Varios días después del escándalo que supuso conocer la vacunación del consejero de Sanidad, Consumo y Gobernación, Javier Guerrero, se ha producido lo lógico, que no es otra cosa que la dimisión del vicepresidente tercero del Gobierno de Vivas. Tras la nota de prensa del fin de semana donde se decía, basándose en el informe de los técnicos de Sanidad, que no había cometido ninguna ilegalidad, los más crédulos entendían que se había puesto punto y final a esta historia. Eso era no conocer la política de verdad porque Ceuta, en los últimos días, ha sido un verdadero choteo. Cada dos por tres estaba la imagen de Guerrero en los medios de comunicación nacionales, diciendo que Ceuta era diferente. Y es verdad que somos diferentes, pero la realidad es que el consejero se ha vacunado cuando no le correspondía y por este mismo hecho, otros políticos, de diferentes partidos, han presentado la dimisión.
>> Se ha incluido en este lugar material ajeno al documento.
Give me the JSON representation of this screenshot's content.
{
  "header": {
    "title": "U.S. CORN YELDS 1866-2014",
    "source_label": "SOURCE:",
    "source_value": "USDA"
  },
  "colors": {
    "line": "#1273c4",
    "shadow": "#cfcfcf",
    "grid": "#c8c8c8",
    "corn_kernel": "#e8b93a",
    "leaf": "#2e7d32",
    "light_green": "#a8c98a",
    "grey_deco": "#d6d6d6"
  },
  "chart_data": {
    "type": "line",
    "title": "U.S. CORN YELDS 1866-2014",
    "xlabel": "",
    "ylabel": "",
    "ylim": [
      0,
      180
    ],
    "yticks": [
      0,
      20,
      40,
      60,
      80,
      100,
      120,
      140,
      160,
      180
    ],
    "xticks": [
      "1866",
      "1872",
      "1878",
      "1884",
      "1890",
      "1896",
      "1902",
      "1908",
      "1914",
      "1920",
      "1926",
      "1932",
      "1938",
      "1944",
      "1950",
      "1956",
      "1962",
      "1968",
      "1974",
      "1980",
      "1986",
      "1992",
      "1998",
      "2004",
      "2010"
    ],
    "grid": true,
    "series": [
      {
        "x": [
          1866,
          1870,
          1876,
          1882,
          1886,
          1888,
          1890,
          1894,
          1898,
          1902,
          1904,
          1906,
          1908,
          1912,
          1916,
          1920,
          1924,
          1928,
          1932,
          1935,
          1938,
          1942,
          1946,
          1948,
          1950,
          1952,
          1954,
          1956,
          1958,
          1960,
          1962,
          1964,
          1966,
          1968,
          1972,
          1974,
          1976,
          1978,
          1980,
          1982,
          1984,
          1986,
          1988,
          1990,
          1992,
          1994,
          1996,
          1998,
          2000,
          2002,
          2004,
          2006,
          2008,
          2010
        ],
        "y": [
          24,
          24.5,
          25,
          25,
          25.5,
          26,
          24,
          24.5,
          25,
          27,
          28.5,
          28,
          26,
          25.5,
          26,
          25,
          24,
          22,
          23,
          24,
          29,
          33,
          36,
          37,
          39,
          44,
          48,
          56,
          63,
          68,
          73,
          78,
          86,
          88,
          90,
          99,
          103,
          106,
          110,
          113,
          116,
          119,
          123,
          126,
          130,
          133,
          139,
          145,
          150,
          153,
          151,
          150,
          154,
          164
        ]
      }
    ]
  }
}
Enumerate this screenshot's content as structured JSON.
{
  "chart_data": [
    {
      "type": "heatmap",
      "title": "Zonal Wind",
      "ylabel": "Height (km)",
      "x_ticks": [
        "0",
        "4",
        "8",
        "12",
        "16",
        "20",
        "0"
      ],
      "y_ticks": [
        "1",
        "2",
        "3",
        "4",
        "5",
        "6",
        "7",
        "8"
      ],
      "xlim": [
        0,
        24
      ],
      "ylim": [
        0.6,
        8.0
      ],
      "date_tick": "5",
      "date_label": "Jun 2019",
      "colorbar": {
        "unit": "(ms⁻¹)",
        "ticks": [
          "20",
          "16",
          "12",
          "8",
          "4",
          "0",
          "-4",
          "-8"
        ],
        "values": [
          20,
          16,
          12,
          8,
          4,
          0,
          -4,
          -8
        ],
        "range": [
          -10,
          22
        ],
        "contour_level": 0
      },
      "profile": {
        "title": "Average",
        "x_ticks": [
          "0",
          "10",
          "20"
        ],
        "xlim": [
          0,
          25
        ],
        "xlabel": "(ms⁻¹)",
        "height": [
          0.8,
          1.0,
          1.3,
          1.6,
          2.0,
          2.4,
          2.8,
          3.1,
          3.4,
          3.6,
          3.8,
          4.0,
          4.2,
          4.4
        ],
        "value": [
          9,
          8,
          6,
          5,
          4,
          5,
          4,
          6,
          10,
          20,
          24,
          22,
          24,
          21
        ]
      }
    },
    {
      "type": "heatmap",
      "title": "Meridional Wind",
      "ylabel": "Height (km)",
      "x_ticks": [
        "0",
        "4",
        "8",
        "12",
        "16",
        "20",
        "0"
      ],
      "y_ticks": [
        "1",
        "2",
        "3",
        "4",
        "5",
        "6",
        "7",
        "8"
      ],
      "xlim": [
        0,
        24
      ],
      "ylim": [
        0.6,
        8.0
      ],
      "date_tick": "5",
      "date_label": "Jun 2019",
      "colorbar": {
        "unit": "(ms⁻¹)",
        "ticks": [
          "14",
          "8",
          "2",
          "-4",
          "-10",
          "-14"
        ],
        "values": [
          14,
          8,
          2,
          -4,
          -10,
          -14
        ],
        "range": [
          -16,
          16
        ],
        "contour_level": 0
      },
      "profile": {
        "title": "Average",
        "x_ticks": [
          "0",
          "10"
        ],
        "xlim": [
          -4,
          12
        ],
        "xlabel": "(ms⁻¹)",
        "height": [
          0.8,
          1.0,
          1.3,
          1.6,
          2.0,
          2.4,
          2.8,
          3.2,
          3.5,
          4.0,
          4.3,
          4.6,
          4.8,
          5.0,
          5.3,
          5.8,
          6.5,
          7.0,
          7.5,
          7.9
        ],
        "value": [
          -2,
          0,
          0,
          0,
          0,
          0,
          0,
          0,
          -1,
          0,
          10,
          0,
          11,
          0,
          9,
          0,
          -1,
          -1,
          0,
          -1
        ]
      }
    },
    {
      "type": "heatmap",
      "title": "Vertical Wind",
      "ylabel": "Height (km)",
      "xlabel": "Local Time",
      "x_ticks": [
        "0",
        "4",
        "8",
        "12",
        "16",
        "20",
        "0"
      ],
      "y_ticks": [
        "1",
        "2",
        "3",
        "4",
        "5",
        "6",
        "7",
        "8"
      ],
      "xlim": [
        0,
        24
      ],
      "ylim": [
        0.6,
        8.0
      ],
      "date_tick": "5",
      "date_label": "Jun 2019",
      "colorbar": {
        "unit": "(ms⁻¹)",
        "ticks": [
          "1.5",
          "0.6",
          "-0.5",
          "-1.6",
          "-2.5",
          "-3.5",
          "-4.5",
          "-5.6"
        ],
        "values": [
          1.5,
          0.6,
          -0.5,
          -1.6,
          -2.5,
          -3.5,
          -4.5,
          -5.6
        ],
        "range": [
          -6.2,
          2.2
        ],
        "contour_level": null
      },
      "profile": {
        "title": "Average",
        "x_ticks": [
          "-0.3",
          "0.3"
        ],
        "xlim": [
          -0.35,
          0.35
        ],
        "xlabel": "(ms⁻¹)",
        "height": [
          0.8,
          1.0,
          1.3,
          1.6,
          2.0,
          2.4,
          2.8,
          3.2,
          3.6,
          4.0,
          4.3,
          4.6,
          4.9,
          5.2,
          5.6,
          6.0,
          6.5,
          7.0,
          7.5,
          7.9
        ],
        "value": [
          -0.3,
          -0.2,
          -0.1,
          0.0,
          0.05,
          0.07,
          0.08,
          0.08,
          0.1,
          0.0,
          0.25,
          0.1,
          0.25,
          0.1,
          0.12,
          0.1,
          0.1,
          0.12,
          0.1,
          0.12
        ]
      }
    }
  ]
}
El presidente Vivas tiene muy claro que el año 2021 será clave en la historia de nuestra ciudad por muchos aspectos, de manera principal, porque se deben poner los cimientos para una nueva estructura económica y la segunda, pero más importante aún, porque se continuará luchando contra el COVID desde esa triple estructura como es la sanitaria, la social y la económica.
En estos días las presiones desde Madrid han continuado porque ahí tenemos las declaraciones de la portavoz del PP en el Congreso, Cuca Gamarra, una de las políticas más cercanas a Casado y con mayor peso específico. Lo que está claro es que Ceuta no podía ser diferente para el primer partido de la oposición, ya que al final es pasto de golpe por parte del Gobierno y demás formaciones políticas. Si como decía el propio Casado, el PP debía mostrar ejemplaridad ante los ciudadanos, con el caso Guerrero no lo estaba haciendo.
A buen seguro que quizás Guerrero, tal y como dijo, no quería vacunarse y que fue forzado por sus propios técnicos. Vamos a dar por buena esta versión, pero se equivocó, se tenía que haber negado porque hay que respetar de manera muy clara el protocolo dado por el Ministerio de Sanidad. Lo demás es jugar con muchas personas que necesitan también de esas dosis. Es verdad que Guerrero es persona de riesgo, pero como él hay seguramente cientos de ceutíes que también lo son y todavía no se sabe cuándo les tocará ser llamados para comenzar su inmunización ante el virus.
Vivas no quería perder más el tiempo con esta crisis que se le ha venido encima por culpa de otras personas. Quería resolverla cuando antes porque tampoco quedó satisfecho la pasada semana. Se vio obligado a una salida que no le gustaba, pero como político avezado sabía que se volvería a repetir toda esa dificultad que había vivido días antes.
De todas maneras, Ceuta tiene ahora mismo muchos problemas encima. Todos los días tenemos infinidad de contagiados, llevamos ya ocho muertos desde el comienzo del año y casi setenta ceutíes han fallecido como consecuencia del COVID desde que comenzó la pandemia. Y a eso hay que atender, no a un capricho de un consejero que no quería asumir su responsabilidad.